Back in November, we learned that Paramount and Bad Robot had hired Fargo and Legion showrunner Noah Hawley to write and direct the next Star Trek movie. The future of the Trek films have been up in the air for a while. After reception cooled following 2009’s Trek and was less than what Paramount wanted for Star Trek Beyond, the film franchise has been in an odd holding pattern. For a time it seemed like the fourth film would bring back Chris Hemsworth as Kirk’s father, but the studio wasn’t willing to meet the quotes for Hemsworth or Chris Pine. Then there was Quentin Tarantino‘s R-rated Star Trek that was probably never going to happen and now looks like it definitely won’t happen. So the ball has now landed with Hawley.
Christina Radish spoke to Hawley at the FX press day for the TCAs and asked him about providing a unique take on Star Trek:
When I think about my evolution, as a filmmaker, I really came into my own through Fargo. It was in figuring out, how do you make a Coen Brothers movie? I had to figure out, what is the nature of suspense, what is the nature of comedy, in their work, what is the economy of their camera moves, etc. And then, Legion for me was then an experimental film, in comparison. The function of cinema is to create feelings in an audience, and so, what if I do this, and what if I do that? What if I detach the image from information? What if I create a surrealism, more horror, or any of these other elements? And on some level, Lucy [in the Sky] was also an experiment, in telling this magic realism astronaut story. And so, I came out of that going, “All right, I feel like this experimental phase that I’ve gone through, I really learned a lot from it. I’m excited to get back to Fargo, and tell as linear a narrative as we ever tell, and something that’s very grounded and real. And I was excited to look around, if I was gonna make another movie, and I wanted to do something with more scale to it.
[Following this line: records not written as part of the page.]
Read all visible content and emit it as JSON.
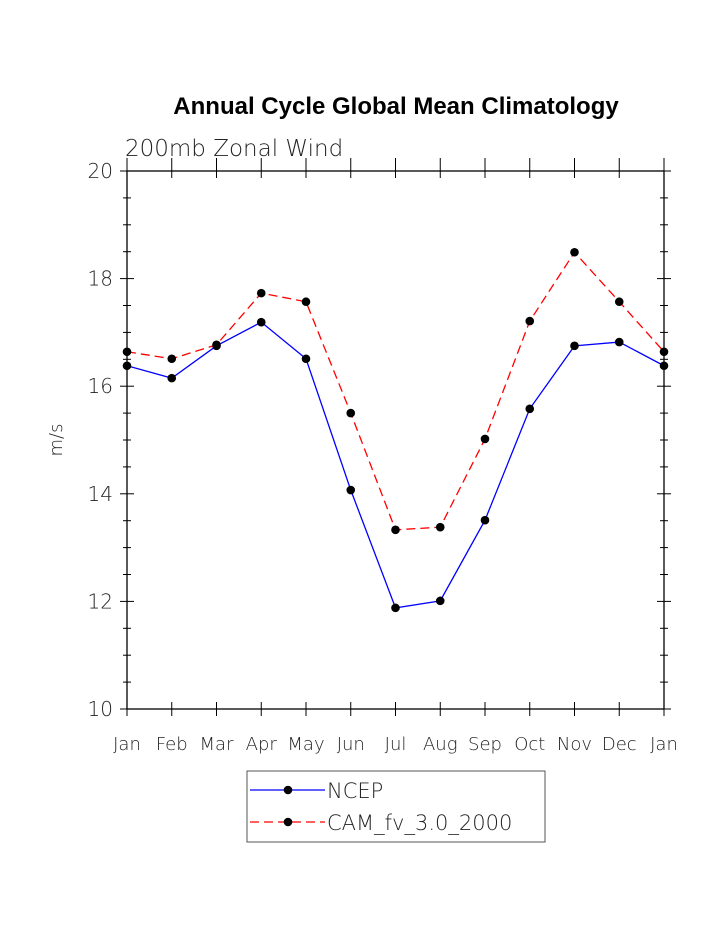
{
  "chart_data": {
    "type": "line",
    "title": "Annual Cycle Global Mean Climatology",
    "subtitle": "200mb Zonal Wind",
    "xlabel": "",
    "ylabel": "m/s",
    "ylim": [
      10,
      20
    ],
    "yticks": [
      "10",
      "12",
      "14",
      "16",
      "18",
      "20"
    ],
    "categories": [
      "Jan",
      "Feb",
      "Mar",
      "Apr",
      "May",
      "Jun",
      "Jul",
      "Aug",
      "Sep",
      "Oct",
      "Nov",
      "Dec",
      "Jan"
    ],
    "grid": false,
    "legend_position": "bottom-center",
    "series": [
      {
        "name": "NCEP",
        "color": "#0000ff",
        "dash": "solid",
        "values": [
          16.38,
          16.15,
          16.75,
          17.19,
          16.51,
          14.07,
          11.88,
          12.01,
          13.51,
          15.58,
          16.75,
          16.82,
          16.38
        ]
      },
      {
        "name": "CAM_fv_3.0_2000",
        "color": "#ff0000",
        "dash": "dashed",
        "values": [
          16.64,
          16.51,
          16.77,
          17.73,
          17.57,
          15.5,
          13.33,
          13.38,
          15.02,
          17.21,
          18.49,
          17.57,
          16.64
        ]
      }
    ]
  }
}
When I looked at all of the franchises, I kept coming back to Star Trek as something that, ultimately, at the end of the day that is, at its heart, about being human, about diversity and exploration and outsmarting your opponent, as opposed to destroying your opponent through your physical might. It’s William Shatner putting on his reading glasses and lowering the shields. That’s Star Trek to me. He’s clever. He’s cleverer than the other guy. But it’s also the conceptual science fiction that was always so great in Next Generation, or even the original. Action, in and of itself, isn’t that interesting to me, unless it’s story. I love The Raid. The guy is stuck in this building and has got to fight his way out, and it’s all story. But just to have action for action’s sake isn’t that interesting. So, I have my own take and my own things that I want to do with it. Having done this 40-hour homage to the Coens, and having done a Marvel series, I always approach this material understanding that people are really invested in these stories, and I treat the material with real respect, but I’m going to tell my own story now. I always feel, as a fan, if there’s something that I love and somebody tells me new stories, I get excited. I’m excited there’s going to be another Matrix movie. I don’t need it to be the old Matrix movie. I’m excited to see characters used in new ways, or new characters, or whatever it is.
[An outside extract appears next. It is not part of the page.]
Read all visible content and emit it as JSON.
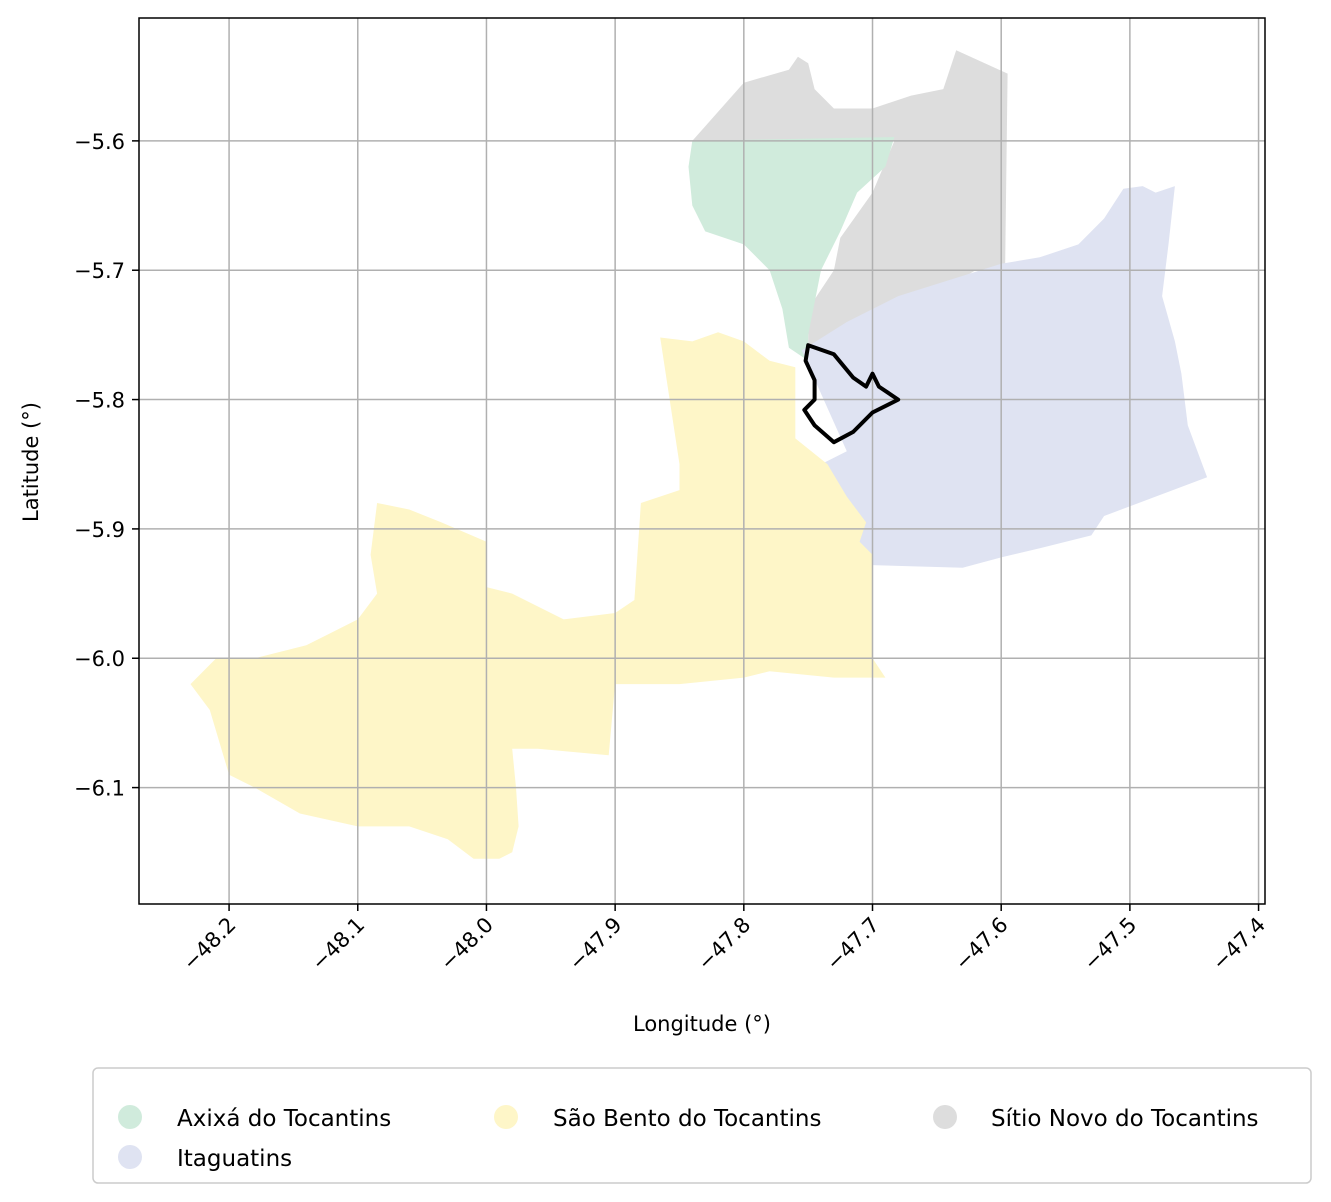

This is an encouraging answer that he likes the more intellectual side of Trek since, despite the demands of franchise filmmaking, Trek isn’t really an action series. Yes, there are spaceships and phasers and what have you, but the best Trek stories are about a deeper societal issue being explored in a smart way.
So where does this leave the next installment of Trek? Hawley says it’s the early stages, but he looks at the next movie as a “new beginning”:
So then, would you be doing it with the cast that’s already in place, or would it be a new thing?
HAWLEY: It’s still early days. For me, it’s definitely an a new direction, but it’s still early, in terms of who exactly would be in it or what the characters would be. I don’t think of it as Star Trek 4, to be reductive. This is a new beginning.
Speaking to THR, Hawley indicated that he’s looking to line up a new cast to play new characters. I’m sure after the box office returns of Star Trek Beyond, Paramount wouldn’t necessarily mind a reboot of sorts, but the question now becomes if they want to start from scratch with a new cast, do they roll the dice and say “This is a new ship and a new story and new characters, but it’s the Star Trek universe”? There are a lot of possibilities, so I’m curious to see what Hawley does with his Trek movie. Perhaps it’s time to leave the James T. Kirk of it all behind and boldly go where no Trek movie has gone before: a film that’s not connected to any of the TV shows.